The correlation is so clear that it is impossible to doubt that faith and charity go hand in hand. The close relationship may have something to do with the belief that we are all God's children, or it may be the result of a primitive conviction that, although helping others is no guarantee of salvation, it is prudent to be recorded in a book of gold, like James Leigh Hunt's Abu Ben Adam, as "one who loves his fellow men". Whatever the reason, believers answer the call, and not just the Salvation Army. When I was a local councillor, the Little Sisters of the Poor - right at the other end of the theological spectrum - did the weekly washing for women in back-to-back houses who were too ill to scrub for themselves.

It ought to be possible to live a Christian life without being a Christian or, better still, to take Christianity à la carte.
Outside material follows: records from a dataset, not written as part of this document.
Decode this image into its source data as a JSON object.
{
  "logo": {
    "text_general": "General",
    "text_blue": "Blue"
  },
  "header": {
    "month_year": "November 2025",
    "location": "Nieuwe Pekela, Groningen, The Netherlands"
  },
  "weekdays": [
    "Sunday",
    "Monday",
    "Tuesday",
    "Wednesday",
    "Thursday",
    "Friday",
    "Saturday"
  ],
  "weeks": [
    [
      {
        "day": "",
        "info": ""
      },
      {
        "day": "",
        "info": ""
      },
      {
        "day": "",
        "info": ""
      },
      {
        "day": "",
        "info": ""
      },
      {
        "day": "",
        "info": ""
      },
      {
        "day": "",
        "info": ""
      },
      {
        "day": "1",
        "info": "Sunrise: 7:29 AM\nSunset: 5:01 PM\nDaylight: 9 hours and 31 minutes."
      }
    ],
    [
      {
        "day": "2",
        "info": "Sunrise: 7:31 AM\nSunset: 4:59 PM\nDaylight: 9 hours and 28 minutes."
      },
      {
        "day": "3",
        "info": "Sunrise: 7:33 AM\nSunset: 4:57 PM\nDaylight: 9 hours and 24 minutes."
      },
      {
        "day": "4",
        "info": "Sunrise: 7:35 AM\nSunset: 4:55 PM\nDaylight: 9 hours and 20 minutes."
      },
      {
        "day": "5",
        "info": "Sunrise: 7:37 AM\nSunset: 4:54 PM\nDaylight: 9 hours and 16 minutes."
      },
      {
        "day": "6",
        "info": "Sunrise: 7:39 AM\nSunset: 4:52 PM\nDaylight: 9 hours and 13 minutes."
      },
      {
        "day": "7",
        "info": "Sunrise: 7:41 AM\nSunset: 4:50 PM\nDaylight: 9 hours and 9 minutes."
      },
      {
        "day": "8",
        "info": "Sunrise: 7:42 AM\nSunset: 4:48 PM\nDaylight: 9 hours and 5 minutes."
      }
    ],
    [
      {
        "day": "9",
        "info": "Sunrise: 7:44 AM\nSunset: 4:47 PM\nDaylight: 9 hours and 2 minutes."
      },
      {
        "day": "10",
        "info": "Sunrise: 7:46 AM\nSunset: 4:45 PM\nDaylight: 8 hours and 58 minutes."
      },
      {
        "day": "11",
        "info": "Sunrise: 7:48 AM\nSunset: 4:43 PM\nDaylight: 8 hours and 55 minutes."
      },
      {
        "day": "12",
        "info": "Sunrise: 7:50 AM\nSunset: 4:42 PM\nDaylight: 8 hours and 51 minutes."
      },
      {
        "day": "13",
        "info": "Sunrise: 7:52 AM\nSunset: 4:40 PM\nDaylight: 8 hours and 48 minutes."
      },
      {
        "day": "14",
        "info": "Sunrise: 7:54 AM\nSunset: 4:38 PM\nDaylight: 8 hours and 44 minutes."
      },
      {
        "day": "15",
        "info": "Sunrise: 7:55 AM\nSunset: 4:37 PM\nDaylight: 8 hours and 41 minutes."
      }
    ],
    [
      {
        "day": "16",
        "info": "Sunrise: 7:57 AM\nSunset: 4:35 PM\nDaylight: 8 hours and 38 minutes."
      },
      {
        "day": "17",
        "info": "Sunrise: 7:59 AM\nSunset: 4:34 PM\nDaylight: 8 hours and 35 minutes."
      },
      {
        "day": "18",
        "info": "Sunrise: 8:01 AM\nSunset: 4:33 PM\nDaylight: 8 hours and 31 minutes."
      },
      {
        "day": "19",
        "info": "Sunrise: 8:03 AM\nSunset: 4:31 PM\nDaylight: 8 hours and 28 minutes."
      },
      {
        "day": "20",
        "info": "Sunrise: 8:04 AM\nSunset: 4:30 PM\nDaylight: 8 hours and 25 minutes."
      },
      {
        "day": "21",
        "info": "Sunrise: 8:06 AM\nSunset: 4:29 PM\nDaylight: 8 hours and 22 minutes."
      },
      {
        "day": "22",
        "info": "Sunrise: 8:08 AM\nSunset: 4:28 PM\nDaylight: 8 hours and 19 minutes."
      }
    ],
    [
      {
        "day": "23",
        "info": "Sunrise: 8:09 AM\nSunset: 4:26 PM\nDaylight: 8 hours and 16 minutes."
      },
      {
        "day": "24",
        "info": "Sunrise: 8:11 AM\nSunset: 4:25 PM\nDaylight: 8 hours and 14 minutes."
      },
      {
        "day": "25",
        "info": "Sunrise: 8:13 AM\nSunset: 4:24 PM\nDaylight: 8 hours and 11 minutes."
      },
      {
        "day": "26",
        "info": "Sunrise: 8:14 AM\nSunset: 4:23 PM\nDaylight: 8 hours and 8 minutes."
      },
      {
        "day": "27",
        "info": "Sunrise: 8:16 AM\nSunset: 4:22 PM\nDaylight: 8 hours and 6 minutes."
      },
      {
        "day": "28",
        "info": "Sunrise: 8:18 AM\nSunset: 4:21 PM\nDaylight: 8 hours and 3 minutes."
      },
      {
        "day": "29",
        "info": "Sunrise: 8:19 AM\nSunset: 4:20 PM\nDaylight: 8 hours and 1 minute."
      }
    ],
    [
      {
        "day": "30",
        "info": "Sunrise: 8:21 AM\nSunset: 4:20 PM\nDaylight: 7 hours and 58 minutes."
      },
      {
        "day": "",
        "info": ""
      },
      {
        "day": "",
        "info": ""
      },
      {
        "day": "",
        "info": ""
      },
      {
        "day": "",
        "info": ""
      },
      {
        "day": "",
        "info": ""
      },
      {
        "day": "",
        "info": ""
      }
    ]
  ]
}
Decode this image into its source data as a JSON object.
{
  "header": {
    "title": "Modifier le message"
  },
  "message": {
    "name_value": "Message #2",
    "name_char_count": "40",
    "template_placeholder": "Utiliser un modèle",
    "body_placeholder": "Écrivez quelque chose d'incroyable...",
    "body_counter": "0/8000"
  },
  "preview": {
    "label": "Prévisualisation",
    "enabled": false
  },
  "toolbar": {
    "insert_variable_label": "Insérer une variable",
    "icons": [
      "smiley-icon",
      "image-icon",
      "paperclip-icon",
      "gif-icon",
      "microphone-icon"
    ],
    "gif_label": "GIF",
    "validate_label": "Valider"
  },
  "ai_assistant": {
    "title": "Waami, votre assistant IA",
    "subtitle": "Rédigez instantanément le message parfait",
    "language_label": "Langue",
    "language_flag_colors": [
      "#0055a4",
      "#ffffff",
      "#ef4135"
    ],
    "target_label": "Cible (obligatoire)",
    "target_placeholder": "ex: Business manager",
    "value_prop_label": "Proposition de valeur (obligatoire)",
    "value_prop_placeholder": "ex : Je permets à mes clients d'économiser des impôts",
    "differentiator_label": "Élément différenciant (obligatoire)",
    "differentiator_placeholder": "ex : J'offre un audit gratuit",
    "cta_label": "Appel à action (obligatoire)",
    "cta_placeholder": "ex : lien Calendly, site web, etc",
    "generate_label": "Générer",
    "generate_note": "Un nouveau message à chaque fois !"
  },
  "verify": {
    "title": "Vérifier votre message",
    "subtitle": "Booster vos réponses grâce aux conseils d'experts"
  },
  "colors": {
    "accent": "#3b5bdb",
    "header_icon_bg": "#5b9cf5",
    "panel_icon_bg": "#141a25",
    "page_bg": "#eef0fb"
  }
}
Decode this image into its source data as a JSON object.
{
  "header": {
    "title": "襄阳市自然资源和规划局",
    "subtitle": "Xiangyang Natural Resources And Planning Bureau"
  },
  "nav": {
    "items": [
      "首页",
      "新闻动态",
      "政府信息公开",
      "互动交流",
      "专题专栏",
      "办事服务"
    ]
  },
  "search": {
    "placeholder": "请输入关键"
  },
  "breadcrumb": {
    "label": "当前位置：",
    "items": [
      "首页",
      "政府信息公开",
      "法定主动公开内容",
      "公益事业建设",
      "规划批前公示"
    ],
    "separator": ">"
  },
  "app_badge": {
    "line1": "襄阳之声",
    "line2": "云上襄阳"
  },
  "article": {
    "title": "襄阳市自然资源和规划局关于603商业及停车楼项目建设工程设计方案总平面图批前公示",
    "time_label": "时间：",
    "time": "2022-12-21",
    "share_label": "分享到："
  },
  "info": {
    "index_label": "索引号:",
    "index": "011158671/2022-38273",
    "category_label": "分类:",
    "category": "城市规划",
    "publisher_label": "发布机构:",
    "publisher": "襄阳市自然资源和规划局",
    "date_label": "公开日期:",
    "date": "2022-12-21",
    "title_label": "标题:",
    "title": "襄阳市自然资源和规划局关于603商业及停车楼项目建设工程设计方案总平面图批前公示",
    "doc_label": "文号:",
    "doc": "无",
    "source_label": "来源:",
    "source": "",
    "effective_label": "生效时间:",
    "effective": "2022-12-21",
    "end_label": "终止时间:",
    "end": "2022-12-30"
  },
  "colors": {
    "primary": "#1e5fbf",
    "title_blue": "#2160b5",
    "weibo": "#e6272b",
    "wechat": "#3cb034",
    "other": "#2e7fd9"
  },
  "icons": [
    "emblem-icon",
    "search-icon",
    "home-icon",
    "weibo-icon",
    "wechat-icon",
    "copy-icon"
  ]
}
The Bible is so full of contradictions that we can accept or reject its moral advice according to taste. Yet men and women who, like me, cannot accept the mysteries and the miracles do not go out with the Salvation Army at night.

The only possible conclusion is that faith comes with a packet of moral imperatives that, while they do not condition the attitude of all believers, influence enough of them to make them morally superior to atheists like me. The truth may make us free. But it has not made us as admirable as the average captain in the Salvation Army.